Só me apetecia ter as maminhas ao ar, mas já não era viável porque já pingavam leite. Não sabia muito bem como gerir isto. Entre usar soutien de amamentação para ter discos absorventes e os mamilos apertados contra tecido ou mamas livres e a pingar leite por todo o lado. (Foi aí que percebi a importância de não termos visitas nos primeiros dias! Como gerir isto tudo?)

Bom, entretanto as conchas emprestadas chegaram e eu respirei de alívio. Conseguia ter os mamilos livres e a roupa vestida. Perfeito! E foi perfeito até ficar com engurgitamento numa zona da mama depois de ter saído de casa com as conchas postas e pano babywearing ao mesmo tempo. Passo a explicar – as conchas, ainda que com parte de silicone, criam pressão na mama. Mais um bebé junto ao peito com pano babywearing? Péssima ideia! (Fica já o aviso para vocês- o que NÃO FAZER).

Cheguei a casa depois dessas 2/3 horas de disparate e notei uma zona vermelha na mama direita. Sabia que era engurgitamento mas não percebia porquê. Ele estava a fazer bem a pega. Eu até alterava as posições em que ele mamava para drenar o máximo possível a mama…Não entendia. Voltei para o banho e massajava da forma que podia e conseguia. Era doloroso e, pior, parecia não ter resultado nenhum. Já não sabia o que fazer. Punha gelo depois dele mamar, punha couve, fazia a massagem e os banhos quentes, punha o queixo dele o mais próximo possível da zona vermelha para drenar…enfim. No dia seguinte senti-me doente. Sentia-me febril, pesada, sonolenta e, acima de tudo, preocupada.

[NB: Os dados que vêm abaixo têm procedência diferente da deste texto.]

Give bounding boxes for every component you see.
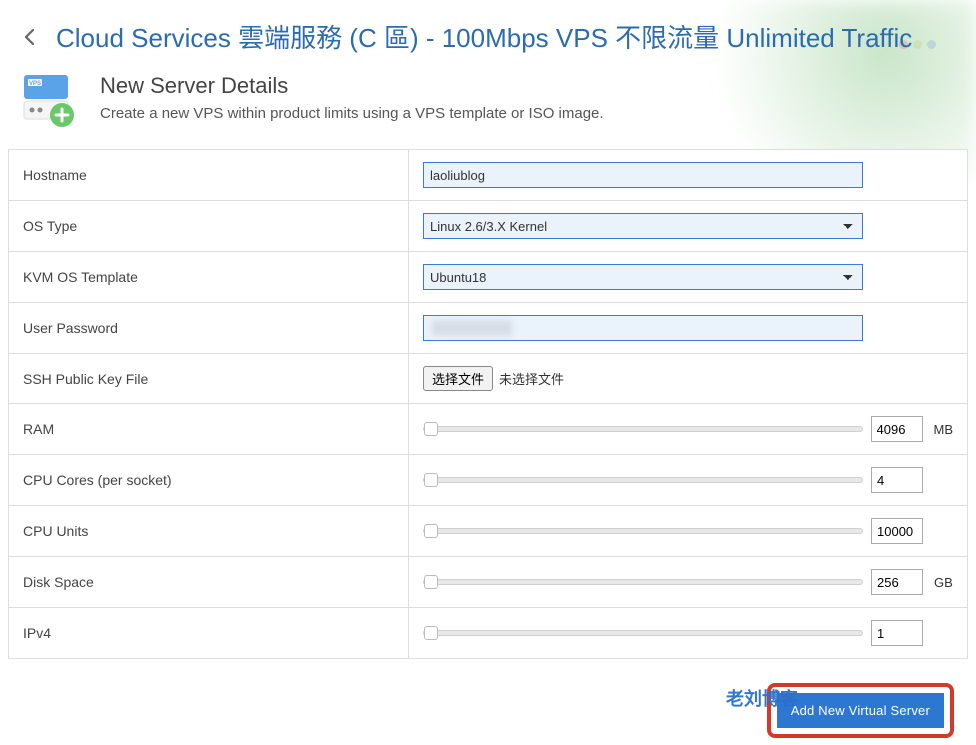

Comecei a fazer um homeopático para ajudar na inflamação, deixei de usar as conchas imediatamente, não usava soutien e evitava qualquer pressão na mama (com ele no colo era difícil e à noite tinha de dormir com o braço para cima para ter a mama o mais livre possível).

Tive de ser muito disciplinada no que toca às massagens e aos banhos quentes. Era mesmo necessário e, no mínimo, 2 por dia.

Bom, no final da primeira semana, senti que a produção de leite já estava equilibrada às necessidades do Vasco e as mamas estavam a voltar ao confortável. Já não as sentia demasiado cheias nem duras, a vermelhidão estava a passar, os pequenos nódulos dissolviam-se com massagem intensa e os mamilos já estavam habituados à sucção.

Por esta altura o soutien era usado apenas quando saía de casa com os discos de amamentação reutilizavéis, o Purelan já estava posto de lado e as conchas eram usadas apenas durante as mamadas nocturnas. Enquanto o Vasco mamava de um lado, eu colocava a concha do outro só para apanhar o leite que pingava (e que era bastante!).

Para além desta adaptação à amamentação propriamente dita – que considero normal e comum, outra questão pouco falada e que senti bastante foi – a POSTURAL CORPORAL (mas isto fica para um outro post).